Many people around the world woke up today to the stunning news that the U.K. had voted to leave the European Union -- if they didn't stay up all night watching the vote. In the aftermath of Britain's referendum, global markets have tumbled, bond yield spreads have soared, and financial analysts and economic officials have been left scrambling to readjust their economic forecasts.
Perhaps the world should have been better prepared for the news; after all, polling in the lead-up to the referendum showed the yes and no votes nearly tied. But apparently, it wasn't. On Friday morning, investors, economic analysts and others seemed stunned by the referendum results.
Here are six charts that show the world's response to the Brexit announcement.

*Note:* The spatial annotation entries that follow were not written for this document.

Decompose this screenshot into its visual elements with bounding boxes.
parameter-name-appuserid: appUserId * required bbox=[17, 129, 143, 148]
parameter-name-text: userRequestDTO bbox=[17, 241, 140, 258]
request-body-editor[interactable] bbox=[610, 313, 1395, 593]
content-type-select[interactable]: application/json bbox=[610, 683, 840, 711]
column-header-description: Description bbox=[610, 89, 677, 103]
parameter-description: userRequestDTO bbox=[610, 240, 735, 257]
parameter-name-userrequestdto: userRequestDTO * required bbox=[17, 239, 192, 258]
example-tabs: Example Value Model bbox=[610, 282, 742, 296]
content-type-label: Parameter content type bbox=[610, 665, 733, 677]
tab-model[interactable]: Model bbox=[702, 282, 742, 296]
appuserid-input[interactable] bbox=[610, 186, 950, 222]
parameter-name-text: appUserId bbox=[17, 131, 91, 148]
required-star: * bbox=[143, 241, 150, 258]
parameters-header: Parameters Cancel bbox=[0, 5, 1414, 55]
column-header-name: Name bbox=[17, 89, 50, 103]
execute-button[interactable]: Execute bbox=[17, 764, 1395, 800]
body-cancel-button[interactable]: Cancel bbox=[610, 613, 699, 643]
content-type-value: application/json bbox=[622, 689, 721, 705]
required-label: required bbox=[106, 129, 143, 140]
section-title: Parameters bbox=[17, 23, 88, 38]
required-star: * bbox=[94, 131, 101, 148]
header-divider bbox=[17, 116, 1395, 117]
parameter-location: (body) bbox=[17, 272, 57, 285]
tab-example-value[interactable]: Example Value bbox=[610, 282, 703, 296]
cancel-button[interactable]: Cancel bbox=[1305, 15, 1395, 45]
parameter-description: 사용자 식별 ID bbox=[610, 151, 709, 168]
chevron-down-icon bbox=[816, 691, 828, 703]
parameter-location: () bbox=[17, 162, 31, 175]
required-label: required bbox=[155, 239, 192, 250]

1. The stock market's so-called "fear gauge" soared following the Brexit vote
The VIX, a measure of expected volatility in the S&P 500 that is often called a "fear gauge," surged following Britain's vote, signaling the onset of the most turbulent trading day in months. The S&P 500 and the VIX tend to move in opposite directions, so when the VIX climbs, that indicates investors expect the S&P 500 to fall.
2. Italian and Spanish bonds tumbled as investors sought safer investments.
The vote for Brexit increased the perceived risk of economic and political instability across the European Union, especially in weaker economies like Italy and Spain. As a result, Italian and Spanish bonds tumbled as investors sought assets that are perceived as safer, like German bonds. The yield spread between Spanish 10-year-bonds and similar German bonds climbed to the highest levels seen since March 2015, before Europe's central bank began its massive bond-buying program.
3. Banks and government bodies cut back on forecasts for global economic growth.
Following the Brexit vote, IHS Global Insight announced that it would cut its GDP growth forecasts for the UK to 1.5 percent from 2 percent in 2016, and to 0.2 percent from 2.4 percent in 2017. The U.K. Treasury has previously forecast that a vote to leave the UK would depress GDP by between 3.6 percent and 6 percent, The Guardian reported.
4. The pound fell to its lowest value against the U.S. dollar since 1985.
The pound fell more than 8 percent Thursday night, the currency's worst day on record, as Wonkblog's Kim Soffen writes.
5. British real estate stocks suffered.
The vote also sparked concern over the position of London as the world's foremost financial center and services hub. Shares of U.K. real estate firms plunged, as analysts predicted that London office price could fall by as much as 20 percent.